En remplaçant chaque jour par exemple une boisson du genre lait frappé à la vanille par un simple café noir sans sucre, on vous promettait de perdre 25 livres (11 kilos) au bout d'un an.

Or cela s'avérait inexact, car ce modèle ne tenait pas compte des différences dans le métabolisme, a insisté M. Hall. Au bout d'un moment, le poids du patient se stabilisait.
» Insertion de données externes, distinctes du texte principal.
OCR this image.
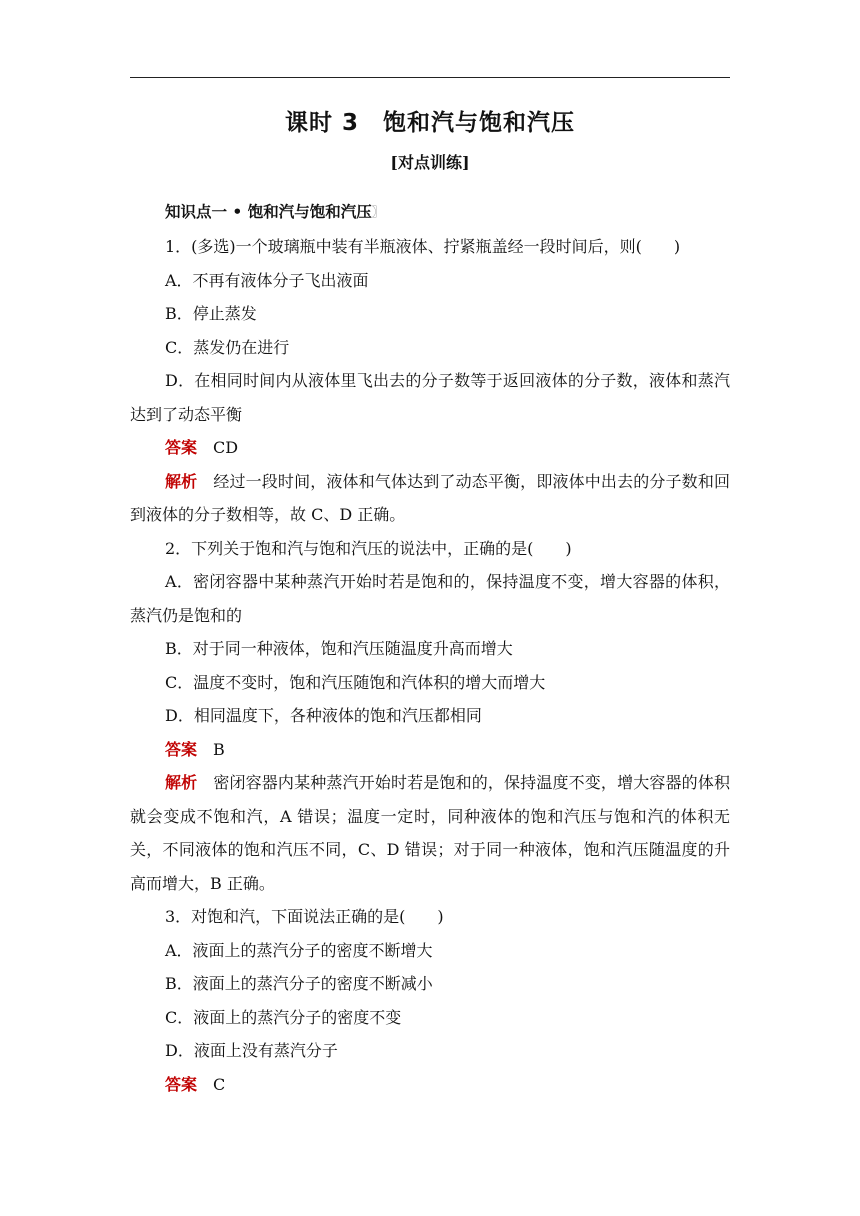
课时 3　饱和汽与饱和汽压
[对点训练]
知识点一 • 饱和汽与饱和汽压〗

1．(多选)一个玻璃瓶中装有半瓶液体、拧紧瓶盖经一段时间后，则(　　)

A．不再有液体分子飞出液面

B．停止蒸发

C．蒸发仍在进行

D．在相同时间内从液体里飞出去的分子数等于返回液体的分子数，液体和蒸汽达到了动态平衡

答案 CD

解析 经过一段时间，液体和气体达到了动态平衡，即液体中出去的分子数和回到液体的分子数相等，故 C、D 正确。

2．下列关于饱和汽与饱和汽压的说法中，正确的是(　　)

A．密闭容器中某种蒸汽开始时若是饱和的，保持温度不变，增大容器的体积，蒸汽仍是饱和的

B．对于同一种液体，饱和汽压随温度升高而增大

C．温度不变时，饱和汽压随饱和汽体积的增大而增大

D．相同温度下，各种液体的饱和汽压都相同

答案 B

解析 密闭容器内某种蒸汽开始时若是饱和的，保持温度不变，增大容器的体积就会变成不饱和汽，A 错误；温度一定时，同种液体的饱和汽压与饱和汽的体积无关，不同液体的饱和汽压不同，C、D 错误；对于同一种液体，饱和汽压随温度的升高而增大，B 正确。

3．对饱和汽，下面说法正确的是(　　)

A．液面上的蒸汽分子的密度不断增大

B．液面上的蒸汽分子的密度不断减小

C．液面上的蒸汽分子的密度不变

D．液面上没有蒸汽分子

答案 C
Cet effet de plateau le décourageait de continuer son régime et il regrossissait.

Contrairement aux autres simulateurs, le «nouvel outil» tient compte lui des différences dans le métabolisme entre les individus, «selon leur sexe, la masse de graisse initiale de leur corps ou leur âge», a souligné Kevin Hall.

Ce nouveau modèle «peut faire des projections raisonnablement exactes sur la perte de poids espérée contrairement aux prévisions exagérément optimistes du vieux système général utilisé depuis 50 ans aux États-Unis et appelé les 3500 calories par livre», a-t-il affirmé.

Résultat, «selon le nouveau système, pour perdre dix livres (4,5 kilos) il suffit de consommer 100 calories de moins par jour», mais il y faut plus de temps que ne le suggérait le modèle ancien. «Après un an, on en perd la moitié (soit deux kilos ndlr), avant d'atteindre un plateau après trois ans, des chiffres plutôt réalistes», selon Kevin Hall.

En fait, a ajouté Carson Chow, chercheur au laboratoire de modélisation biologique du NIDDKD, un des co-concepteurs du nouveau simulateur, «un biscuit de moins, soit 150 calories par jour, peut conduire à perdre sept kilos!», a-t-il souligné avec enthousiasme lors de la même conférence de presse.

En résumé, le nouveau modèle «permet de simuler les changements à faire dans l'alimentation et dans l'exercice physique pour qu'une personne puisse réaliser ses objectifs de perte de poids», a précisé Kevin Hall.

«Et ce qui est encore plus important, c'est de savoir ce qui doit être fait pour maintenir cette perte de poids», a-t-il ajouté.

«C'est un gros problème, car on peut cliniquement être très efficace pour faire perdre aux gens beaucoup de poids en peu de temps, mais ce poids revient», a dit le chercheur, principal auteur de l'étude.

«Ce simulateur est un outil dynamique dans lequel les gens peuvent entrer des informations telles que leur âge, taille, poids et des estimations de leur activité physique», a-t-il ajouté, en communiquant l'adresse internet du site (http://bwsimulator.niddk.nih.gov/).

Mais pour l'heure, ce simulateur compliqué d'usage est surtout destiné aux médecins et chercheurs pour «les aider à comprendre pourquoi une personne peut perdre du poids plus vite ou plus lentement que d'autres même quand elles suivent le même régime alimentaire ou ont le même niveau d'activité physique».

Au bout du compte, «ce simulateur peut être utilisé pour élaborer des programmes personnalisés d'amaigrissement» mieux adaptés, a estimé Kevin Hall.